Automated Computer Vision-Enabled Manufacturing of Nanowire Devices

ACS Nano. 2022 Nov 22;16(11):18009-18017. doi: 10.1021/acsnano.2c08187. Epub 2022 Sep 26.

Abstract

We present a high-throughput method for identifying and characterizing individual nanowires and for automatically designing electrode patterns with high alignment accuracy. Central to our method is an optimized machine-readable, lithographically processable, and multi-scale fiducial marker system─dubbed LithoTag─which provides nanostructure position determination at the nanometer scale. A grid of uniquely defined LithoTag markers patterned across a substrate enables image alignment and mapping in 100% of a set of >9000 scanning electron microscopy (SEM) images (>7 gigapixels). Combining this automated SEM imaging with a computer vision algorithm yields location and property data for individual nanowires. Starting with a random arrangement of individual InAs nanowires with diameters of 30 ± 5 nm on a single chip, we automatically design and fabricate >200 single-nanowire devices. For >75% of devices, the positioning accuracy of the fabricated electrodes is within 2 pixels of the original microscopy image resolution.

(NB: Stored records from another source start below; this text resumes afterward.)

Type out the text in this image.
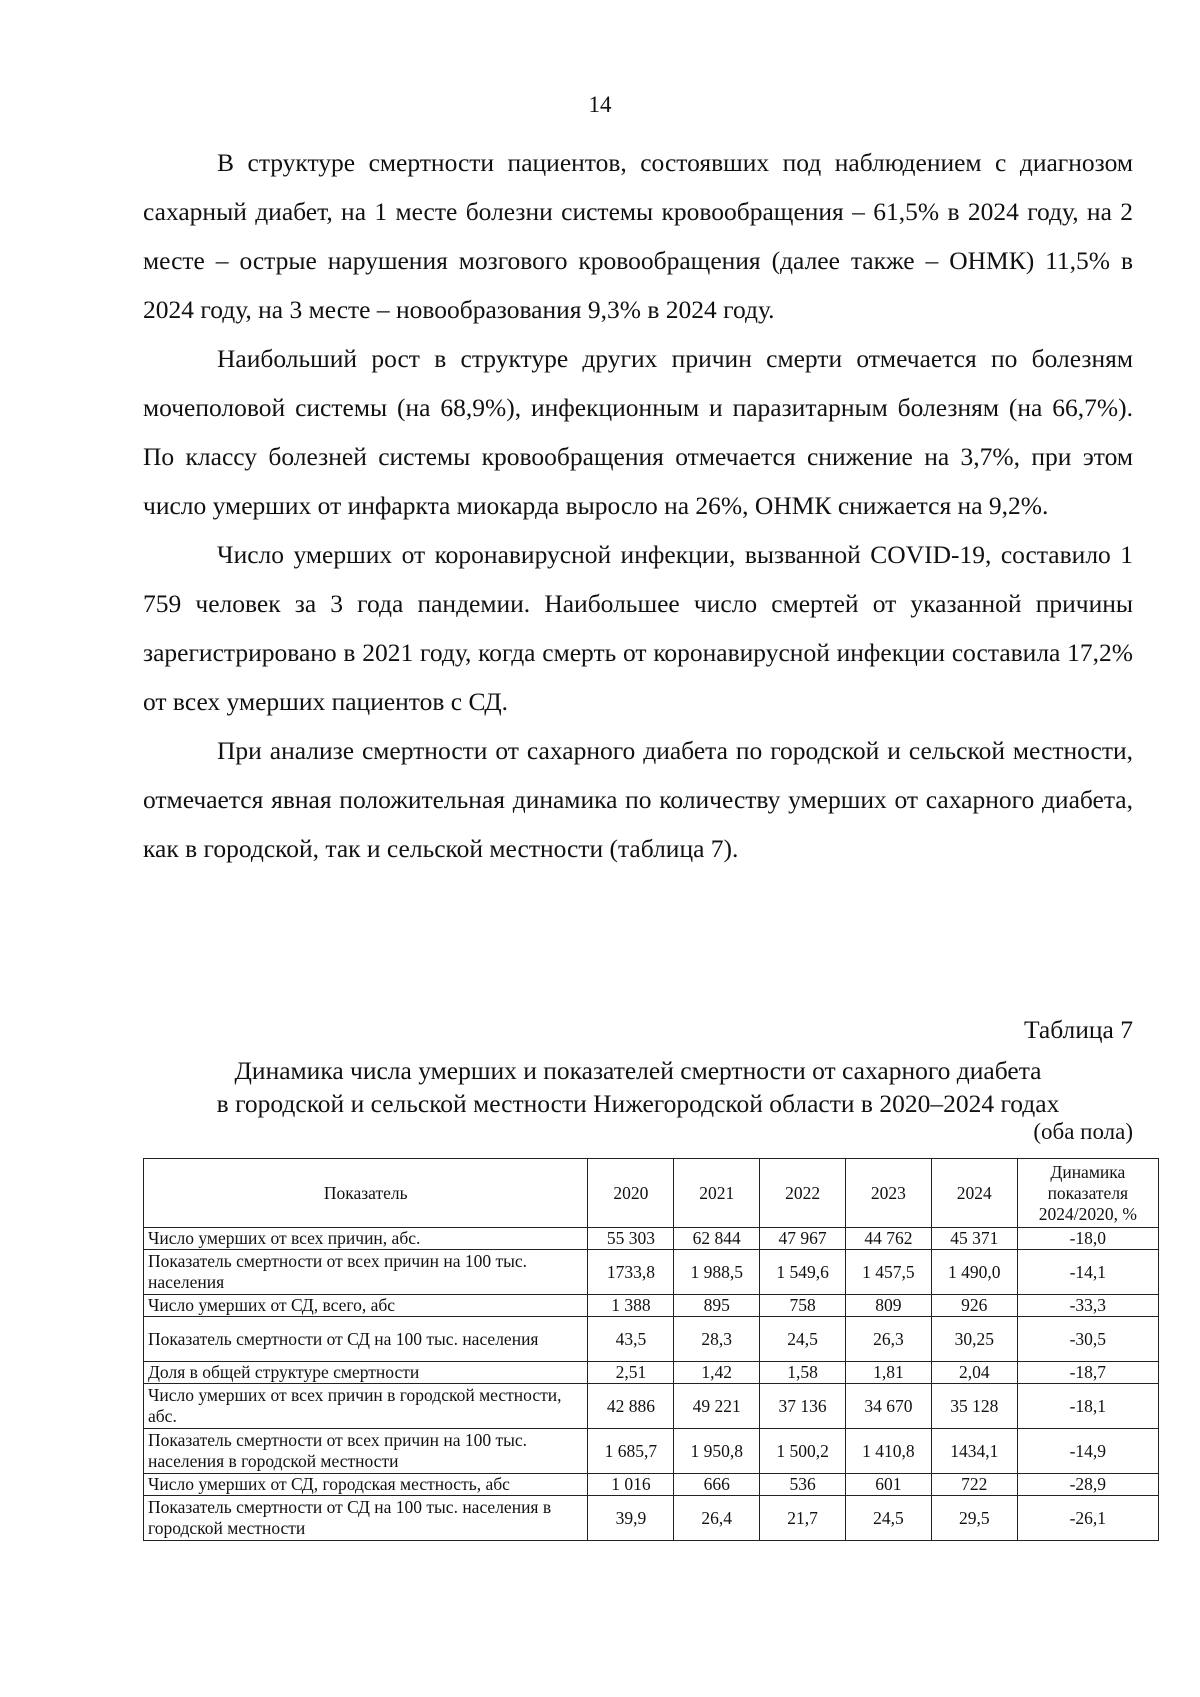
14

В структуре смертности пациентов, состоявших под наблюдением с диагнозом сахарный диабет, на 1 месте болезни системы кровообращения – 61,5% в 2024 году, на 2 месте – острые нарушения мозгового кровообращения (далее также – ОНМК) 11,5% в 2024 году, на 3 месте – новообразования 9,3% в 2024 году.

Наибольший рост в структуре других причин смерти отмечается по болезням мочеполовой системы (на 68,9%), инфекционным и паразитарным болезням (на 66,7%). По классу болезней системы кровообращения отмечается снижение на 3,7%, при этом число умерших от инфаркта миокарда выросло на 26%, ОНМК снижается на 9,2%.

Число умерших от коронавирусной инфекции, вызванной COVID-19, составило 1 759 человек за 3 года пандемии. Наибольшее число смертей от указанной причины зарегистрировано в 2021 году, когда смерть от коронавирусной инфекции составила 17,2% от всех умерших пациентов с СД.

При анализе смертности от сахарного диабета по городской и сельской местности, отмечается явная положительная динамика по количеству умерших от сахарного диабета, как в городской, так и сельской местности (таблица 7).

Таблица 7
Динамика числа умерших и показателей смертности от сахарного диабета
в городской и сельской местности Нижегородской области в 2020–2024 годах
(оба пола)
Показатель	2020	2021	2022	2023	2024	Динамика показателя 2024/2020, %
Число умерших от всех причин, абс.	55 303	62 844	47 967	44 762	45 371	-18,0
Показатель смертности от всех причин на 100 тыс. населения	1733,8	1 988,5	1 549,6	1 457,5	1 490,0	-14,1
Число умерших от СД, всего, абс	1 388	895	758	809	926	-33,3
Показатель смертности от СД на 100 тыс. населения	43,5	28,3	24,5	26,3	30,25	-30,5
Доля в общей структуре смертности	2,51	1,42	1,58	1,81	2,04	-18,7
Число умерших от всех причин в городской местности, абс.	42 886	49 221	37 136	34 670	35 128	-18,1
Показатель смертности от всех причин на 100 тыс. населения в городской местности	1 685,7	1 950,8	1 500,2	1 410,8	1434,1	-14,9
Число умерших от СД, городская местность, абс	1 016	666	536	601	722	-28,9
Показатель смертности от СД на 100 тыс. населения в городской местности	39,9	26,4	21,7	24,5	29,5	-26,1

The presented LithoTag method enables automation of nanodevice processing and is agnostic to microscopy modality and nanostructure type. Such high-throughput experimental methodology coupled with data-extensive science can help overcome the characterization bottleneck and improve the yield of nanodevice fabrication, driving the development and applications of nanostructured materials.

Keywords: automation; computer vision; microscopy; nanofabrication; nanowires.